Le « prophète aux pieds nus » — comme a dit
Ulrich Linse en parlant de lui et de quelques autres (Linse, 1983) —
avait en tout cas fière allure : toujours vêtu d’une
tunique et chaussé de sandales fabriquées par ses
soins, avec sa haute taille, ses longs cheveux blonds réunis
sur le front par un bandeau et ses yeux clairs, « il essaya de
faire renaître à Ascona une race d’hommes libres
comme les anciens Germains » (Green, 1986: 52).
Passionné
d’étymologies savantes et de jeux de mots humoristiques,
il expliquait que son nom était le pluriel de Gras
(herbe) et offrait, en guise de carte de visite, des brins d’herbe.

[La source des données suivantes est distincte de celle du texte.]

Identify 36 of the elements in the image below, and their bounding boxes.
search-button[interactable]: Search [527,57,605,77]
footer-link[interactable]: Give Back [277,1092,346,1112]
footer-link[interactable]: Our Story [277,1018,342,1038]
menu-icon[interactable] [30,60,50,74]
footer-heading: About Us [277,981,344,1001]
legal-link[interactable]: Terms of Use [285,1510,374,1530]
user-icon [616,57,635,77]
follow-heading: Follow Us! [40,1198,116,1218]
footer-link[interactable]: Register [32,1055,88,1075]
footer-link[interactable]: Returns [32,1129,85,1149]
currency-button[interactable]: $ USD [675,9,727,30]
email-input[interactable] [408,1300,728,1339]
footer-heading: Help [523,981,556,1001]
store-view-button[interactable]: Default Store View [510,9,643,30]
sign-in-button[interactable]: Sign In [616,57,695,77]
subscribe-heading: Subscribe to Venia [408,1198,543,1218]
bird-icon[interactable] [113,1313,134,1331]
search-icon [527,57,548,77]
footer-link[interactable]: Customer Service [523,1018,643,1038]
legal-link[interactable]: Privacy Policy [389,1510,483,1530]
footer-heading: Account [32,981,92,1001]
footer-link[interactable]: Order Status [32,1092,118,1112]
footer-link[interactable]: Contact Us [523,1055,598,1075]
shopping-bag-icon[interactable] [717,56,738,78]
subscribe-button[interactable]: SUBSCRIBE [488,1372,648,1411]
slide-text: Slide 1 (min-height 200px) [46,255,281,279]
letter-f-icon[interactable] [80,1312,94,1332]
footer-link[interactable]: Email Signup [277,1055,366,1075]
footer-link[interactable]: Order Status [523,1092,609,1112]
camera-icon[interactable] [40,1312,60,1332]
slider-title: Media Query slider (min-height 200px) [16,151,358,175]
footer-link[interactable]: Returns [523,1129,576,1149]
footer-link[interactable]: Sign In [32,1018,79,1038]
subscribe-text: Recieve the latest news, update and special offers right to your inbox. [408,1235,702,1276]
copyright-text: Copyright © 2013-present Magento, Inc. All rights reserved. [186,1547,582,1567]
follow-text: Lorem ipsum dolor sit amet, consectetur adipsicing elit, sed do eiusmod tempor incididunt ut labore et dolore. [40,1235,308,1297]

Pendant l’aventure de Monte Verità qu’il vécut
de 1900 à 1919, mais avec parfois des séjours assez
longs à Munich ou ailleurs, puis sous Weimar, Gräser fut
une sorte de prédicateur itinérant.
Il
parlait pour le sens de l’humain mais contre le christianisme,
pour l’humanisation (Menschbildung)
mais contre la civilisation, pour l’amour du pays natal
(Heimatliebe)
et de la langue allemande mais contre le patriotisme (ibid.
: 146), pour la réduction maximale des faux besoins et
l’extension maximale de la liberté, qu’il
n’identifiait pas à la licence, pour une humanité
si respectueuse de la nature qu’elle n’eût rien
défiguré. (Gräser
avait l’habitude de donner des noms d’arbres aux enfants,
les siens et ceux de ses compagnons). C’est à bon droit
que Green voit en lui un « précurseur caché »

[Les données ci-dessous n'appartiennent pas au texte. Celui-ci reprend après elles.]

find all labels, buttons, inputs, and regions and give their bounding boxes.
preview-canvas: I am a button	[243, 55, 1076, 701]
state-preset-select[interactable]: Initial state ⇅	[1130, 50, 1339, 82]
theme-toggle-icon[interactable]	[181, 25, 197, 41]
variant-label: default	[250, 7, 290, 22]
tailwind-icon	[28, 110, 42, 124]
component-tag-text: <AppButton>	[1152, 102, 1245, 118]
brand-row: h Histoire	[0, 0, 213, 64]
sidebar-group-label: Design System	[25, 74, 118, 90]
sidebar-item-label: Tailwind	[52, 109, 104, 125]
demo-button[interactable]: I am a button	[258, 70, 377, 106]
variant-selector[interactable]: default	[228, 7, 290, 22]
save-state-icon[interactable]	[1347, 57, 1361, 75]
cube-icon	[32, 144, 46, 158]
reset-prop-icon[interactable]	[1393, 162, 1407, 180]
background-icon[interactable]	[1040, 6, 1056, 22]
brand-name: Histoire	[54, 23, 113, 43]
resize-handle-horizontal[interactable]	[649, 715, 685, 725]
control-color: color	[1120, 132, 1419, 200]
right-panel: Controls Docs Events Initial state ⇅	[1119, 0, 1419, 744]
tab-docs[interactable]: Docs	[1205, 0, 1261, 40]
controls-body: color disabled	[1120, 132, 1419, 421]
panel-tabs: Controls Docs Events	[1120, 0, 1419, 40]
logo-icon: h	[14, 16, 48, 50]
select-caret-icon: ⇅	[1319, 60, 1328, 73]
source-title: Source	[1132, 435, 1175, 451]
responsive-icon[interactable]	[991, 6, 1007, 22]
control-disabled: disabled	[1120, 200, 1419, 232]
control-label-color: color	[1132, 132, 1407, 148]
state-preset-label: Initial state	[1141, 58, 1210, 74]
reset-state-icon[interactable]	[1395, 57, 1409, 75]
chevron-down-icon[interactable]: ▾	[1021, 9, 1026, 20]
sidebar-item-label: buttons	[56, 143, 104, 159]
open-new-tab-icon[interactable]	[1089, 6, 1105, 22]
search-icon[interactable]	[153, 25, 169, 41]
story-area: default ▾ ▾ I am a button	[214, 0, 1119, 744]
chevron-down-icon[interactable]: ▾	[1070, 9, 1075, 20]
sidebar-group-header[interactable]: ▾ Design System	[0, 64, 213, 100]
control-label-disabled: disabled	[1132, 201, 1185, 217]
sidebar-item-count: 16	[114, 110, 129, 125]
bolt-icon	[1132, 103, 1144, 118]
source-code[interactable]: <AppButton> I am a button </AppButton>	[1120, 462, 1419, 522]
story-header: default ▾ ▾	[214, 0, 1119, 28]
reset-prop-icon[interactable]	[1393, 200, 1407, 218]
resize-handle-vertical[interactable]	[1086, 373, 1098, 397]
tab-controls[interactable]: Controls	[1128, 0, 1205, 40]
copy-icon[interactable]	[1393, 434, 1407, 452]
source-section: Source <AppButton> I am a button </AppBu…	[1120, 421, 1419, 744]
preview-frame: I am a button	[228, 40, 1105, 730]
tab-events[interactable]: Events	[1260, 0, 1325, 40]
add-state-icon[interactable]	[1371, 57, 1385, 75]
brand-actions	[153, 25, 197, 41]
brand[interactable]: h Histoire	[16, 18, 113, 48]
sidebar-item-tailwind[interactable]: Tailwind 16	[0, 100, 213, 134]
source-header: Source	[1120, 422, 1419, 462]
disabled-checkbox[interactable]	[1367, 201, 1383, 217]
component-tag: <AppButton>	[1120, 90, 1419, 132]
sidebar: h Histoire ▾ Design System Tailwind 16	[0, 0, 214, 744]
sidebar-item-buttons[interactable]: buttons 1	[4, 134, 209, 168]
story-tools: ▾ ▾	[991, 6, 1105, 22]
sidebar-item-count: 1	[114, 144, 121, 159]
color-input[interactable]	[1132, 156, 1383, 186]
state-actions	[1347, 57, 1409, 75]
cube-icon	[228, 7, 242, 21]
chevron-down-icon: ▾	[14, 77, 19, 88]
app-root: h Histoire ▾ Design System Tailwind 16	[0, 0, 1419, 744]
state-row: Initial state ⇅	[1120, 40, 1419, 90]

des Verts allemands, parmi lesquels on compte de nombreux
anthro-posophes (ibid.: 81). S’il semble que Gräser n’ait
guère apprécié l’œuvre de Rudolf
Steiner (1861-1925) — lequel, «n’en déplaise
à de nombreuses rumeurs […] ne séjourna jamais à
Monte Verità », mais prononça seulement une
conférence à Locarno en 1911 (Schönenberger, in
Szeemann, 1978: 73) —, il n’en défendait pas moins
en effet des idées assez proches des sciences dans plusieurs
domaines.
Mais
Gräser
n’aimait pas les systèmes : il a surtout laissé
des poèmes, ainsi qu’une adaptation du Tao Te King.
« Ses grands amis, évidemment, étaient Lao-tseu,
Thoreau et Nietzsche » (Green, 1986 : 73).